Fire Thunder reached out and grabbed John by the back of the neck. He stopped him and turned him slowly around to face him. “You listen well, white man, to what I say, or I will hand you over to my people to let them choose how you die,” he hissed out. “It might be by removing your limbs, one by one. Or it might be instantly at the end of a rope. I would think you would prefer my sort of punishment. So, white man, close your mouth and stop saying things that get you deeper into trouble.”
“You said a while ago that Kaylene was your woman,” John said, eyes wide, and cowering beneath Fire Thunder’s steely, dark, threatening stare. “What did you mean by that?”
“She is going to be my wife,” Fire Thunder said, smiling smugly when he saw the look of utter horror in the depths of John’s eyes.
Kaylene moved to Fire Thunder’s side, Midnight beside her. Her eyes were red from crying.
It was the fact that she had been forced to live a lie that hurt. She doubted she would ever know her true parents.

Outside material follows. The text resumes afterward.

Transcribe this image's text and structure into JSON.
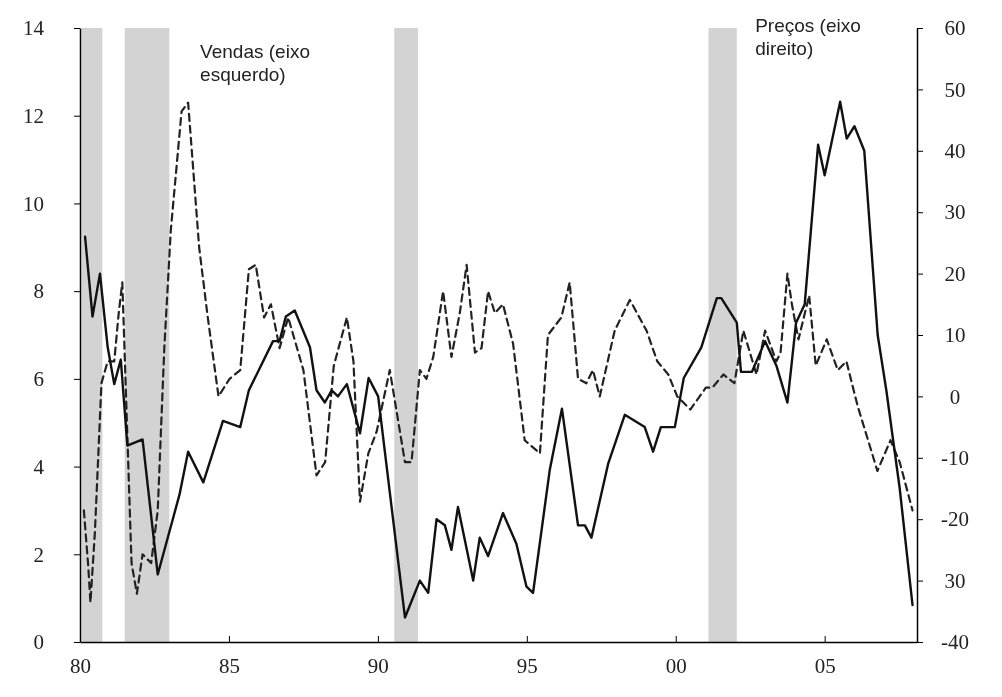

“I am starting a new life here with Fire Thunder,” she said, clasping Fire Thunder’s arm possessively. “But I would appreciate it if you would tell me the full truth about everything. My memory only holds you, Mother, and the carnival. Won’t you tell me my true identity?”
“You are as crazy as him,” John mumbled, nodding toward Fire Thunder. “You belong together.”
“Then you still refuse to admit to the truth?” Kaylene asked, swallowing back another strong urge to cry.
“You’re so smart, figure it out for yourself,” John said, his lips tugging into a slow, mocking smile.
Kaylene turned her eyes away from him and closed them. A part of her cried out inside her, saying that surely this man was her father! Surely she had imagined the guilt in his eyes when she had first asked him whether he was or not? Surely she had only thought she had heard him ask if the Kickapoo were psychics? If he said that, he had condemned himself, twofold.
Yet now he seemed honestly hurt by her accusation. Oh, Lord above, was she wrong? Would she ever know?
Then the thought of her mother came to her. The woman she had called mother all of her life, who was as gentle as a spring breeze, surely would tell her the truth.
Kaylene would go and ask her. She would not rest now until she had all of the answers.
She composed herself and followed Fire Thunder, unsure of what his plans were for this man she despised, whether or not he was her father. He was a lowdown, evil man. He deserved the worst punishment for all that he had done throughout his life, to all of the children that he had enslaved at his carnival, and to her and Midnight.
She was surprised that Midnight had not killed him when he had had the chance. He had hated John Shelton for as long as Kaylene could remember.
Ever since Midnight had taken that first whipping with John Shelton’s sharp-tongued whip.
Kaylene’s eyes widened when she finally realized just where Fire Thunder was taking John . . . to the cage that she had been in, where Kaylene had spent the most horrible hours of her life.
Fire Thunder was going to make John know how it felt, also. And Fire Thunder was angry enough at this man that he just might leave him there, to die!